Hal ini seperti yang diceritakan oleh Allah subhanahu wa ta’ala,
قَالَ إِنَّمَآ أُوتِيتُهُۥ عَلَىٰ عِلۡمٍ عِندِيٓۚ
Qarun berkata, “Sesungguhnya aku hanya diberi harta itu karena ilmu yang ada padaku.” (al-Qashash: 78)
Maksudnya, aku mengetahui bahwa Allah subhanahu wa ta’ala memang tahu bahwa aku berhak dan pantas mendapatkannya.
Al-Farra` menerangkan bahwa maksudnya ialah, “Aku mendapatkannya karena aku memang punya kelebihan. Aku memang pantas dan berhak terhadap nikmat yang Engkau berikan kepadaku.”

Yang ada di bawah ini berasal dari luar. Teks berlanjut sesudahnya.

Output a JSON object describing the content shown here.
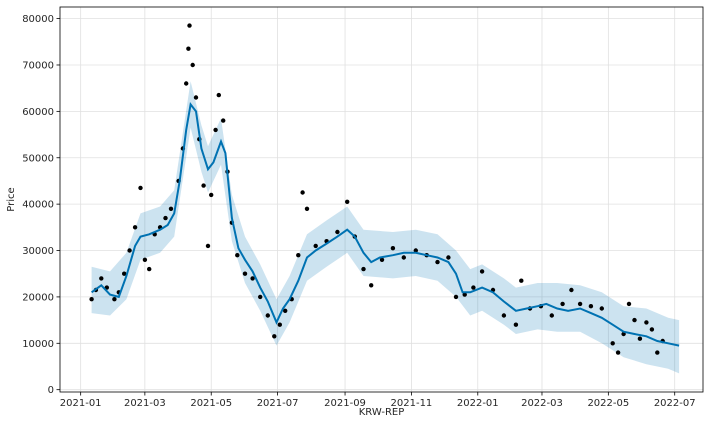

Muqatil menerangkan, “(Maksudnya), itu karena kebaikan yang Allah subhanahu wa ta’ala ketahui ada pada diriku.”
Baca juga:
Abdullah bin al-Harits bin Naufal (seorang saleh yang sempat melihat Nabi shallallahu alaihi wa sallam saat kecilnya) menyebutkan tentang (Nabi) Sulaiman bin Dawud dan kerajaan yang diberikan kepada beliau. Lalu ia membaca ayat,
قَالَ ٱلَّذِي عِندَهُۥ عِلۡمٌ مِّنَ ٱلۡكِتَٰبِ أَنَا۠ ءَاتِيكَ بِهِۦ قَبۡلَ أَن يَرۡتَدَّ إِلَيۡكَ طَرۡفُكَۚ فَلَمَّا رَءَاهُ مُسۡتَقِرًّا عِندَهُۥ قَالَ هَٰذَا مِن فَضۡلِ رَبِّي لِيَبۡلُوَنِيٓ ءَأَشۡكُرُ أَمۡ أَكۡفُرُۖ وَمَن شَكَرَ فَإِنَّمَا يَشۡكُرُ لِنَفۡسِهِۦۖ وَمَن كَفَرَ فَإِنَّ رَبِّي غَنِيٌّ كَرِيمٌ
Berkatalah seorang yang mempunyai ilmu dari al-Kitab, “Aku akan membawa singgasana itu kepadamu sebelum matamu berkedip.” Tatkala Sulaiman melihat singgasana itu terletak di hadapannya, ia pun berkata, “Ini termasuk karunia Rabbku, untuk mencoba aku, apakah aku bersyukur atau mengingkari (akan nikmat-Nya). Dan barang siapa bersyukur, sesungguhnya dia bersyukur untuk (kebaikan) dirinya sendiri; dan barang siapa ingkar, sesungguhnya Rabbku Mahakaya lagi Mahamulia.” (an-Naml: 40)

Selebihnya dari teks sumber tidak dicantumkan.